My brain can't comprehend that I need to eat even though I just ate so I forget to carry an extra meal with me everywhere I go because it thinks, "I don't need this sandwich. She just ate a burger and fries two seconds ago." Oh, but that's where you're wrong brain! You may not think I need more food, but this baby does. And she needs it SEVEN MINUTES AGO.

So, I'm ignoring my brain and listening to my body. And my body wants to eat about eight hard boiled eggs right now, so I guess that's what I'm going to do. Just a nice mid-morning snack. Before my second breakfast.





Friday, July 1, 2011

C-Section Conversation

A: Lovesies?

J: Yes?

(Yes we call each other Loves, Lovesies, Lovers, and occasionally HoneyLoves - anything that ends in a plural for some reason. As if we were addressing a room full of our lovers.)

A: If for some reason I have to have a C-section you're not allowed to look.

J: Oh God no. **face starts to turn yellow**

A: Because I watched one yesterday.

J: Please stop. I don't even want to hear another word.

A: I'm not going to describe it to yo-

J: -Stop. I can't listen.

A: I'm not saying anyth-

J: -No. I don't even want to think about it.

A: But I-

J: -I don't feel good.

A: Hone-

J: -Not another word.

***long pause while I watch the color drain, and then slowly come back to his face and appendages***

A: **trepidly** Honeys?

J: Yes?

A: Will you look when-

J: -No.

A: Let me finish.
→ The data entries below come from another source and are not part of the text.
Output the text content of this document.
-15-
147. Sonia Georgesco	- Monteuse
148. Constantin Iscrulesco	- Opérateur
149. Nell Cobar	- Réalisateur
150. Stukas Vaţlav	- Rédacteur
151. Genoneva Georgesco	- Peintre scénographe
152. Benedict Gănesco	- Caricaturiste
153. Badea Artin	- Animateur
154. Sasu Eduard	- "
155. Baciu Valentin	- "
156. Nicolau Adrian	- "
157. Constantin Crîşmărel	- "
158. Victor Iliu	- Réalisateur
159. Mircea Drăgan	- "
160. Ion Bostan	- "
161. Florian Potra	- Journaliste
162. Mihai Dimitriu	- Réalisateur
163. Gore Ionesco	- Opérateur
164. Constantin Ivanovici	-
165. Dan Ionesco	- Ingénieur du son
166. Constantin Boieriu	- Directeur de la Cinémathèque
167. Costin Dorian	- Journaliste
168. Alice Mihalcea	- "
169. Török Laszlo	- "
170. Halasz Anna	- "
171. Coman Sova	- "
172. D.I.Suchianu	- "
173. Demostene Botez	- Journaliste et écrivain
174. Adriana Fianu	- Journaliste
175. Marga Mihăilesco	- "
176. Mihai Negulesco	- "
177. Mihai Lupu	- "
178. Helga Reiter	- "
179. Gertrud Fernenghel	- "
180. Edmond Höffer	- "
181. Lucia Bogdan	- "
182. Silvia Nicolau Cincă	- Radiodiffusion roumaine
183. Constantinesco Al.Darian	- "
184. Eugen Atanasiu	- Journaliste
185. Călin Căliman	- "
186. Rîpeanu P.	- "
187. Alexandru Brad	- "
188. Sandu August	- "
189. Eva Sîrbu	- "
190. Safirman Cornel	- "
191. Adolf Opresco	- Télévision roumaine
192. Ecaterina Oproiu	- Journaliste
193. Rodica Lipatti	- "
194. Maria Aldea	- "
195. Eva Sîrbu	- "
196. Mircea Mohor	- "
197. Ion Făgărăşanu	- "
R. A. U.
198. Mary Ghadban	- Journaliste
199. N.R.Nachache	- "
Will you look for the normal vaginal delivery?

J: Oh I'll look down there until the end of the world.

A: . . .

J: For the child.

A: Obviously.



We took a tour of the hospital yesterday to see what our rooms are gonna look like, and I was pretty impressed. It was like a hotel room, but with spotlights on the ceiling and an IV pump. As a matter of fact, I may have stayed at one like that in Vegas.

(kidding)

There were no pregnant ladies anywhere though which was a little weird, but totally confirmed my ill-advised line of totally-made-up thinking that people only go into labor at night. I know that's (probably) not true, and that women can go into labor at 10am if they happen to, but in my head labor happens in the middle of the night, rushing to the hospital in your pj's, dad's hair all crazy-like, night nurses looking like they just had their fourth cup of hospital coffee and it's about to pay off, and loud screaming phone calls to the future grandmas-to-be shouting, "MOM! Get on a plane I'm GOING TO HAVE A BABY!" Then she screams, "Don't push 'til I get there!" And I scream, "I can't help it!" Then before I even get up to my Vegas-hospital room I've delivered a screaming baby girl in the elevator by myself because the nurse and my baby daddy decided to take the stairs, and when they find me I've cut the umbilical cord with my teeth, and am successfully breast feeding my newborn whom I have swaddled with a blanket I fashioned out of a patch of my nightgown I also cut with my teeth.

I apparently also think elevators move at a rate of two inches an hour.

Anyway, we're at thirty-one weeks! And I'm wearing the same thing I was last week!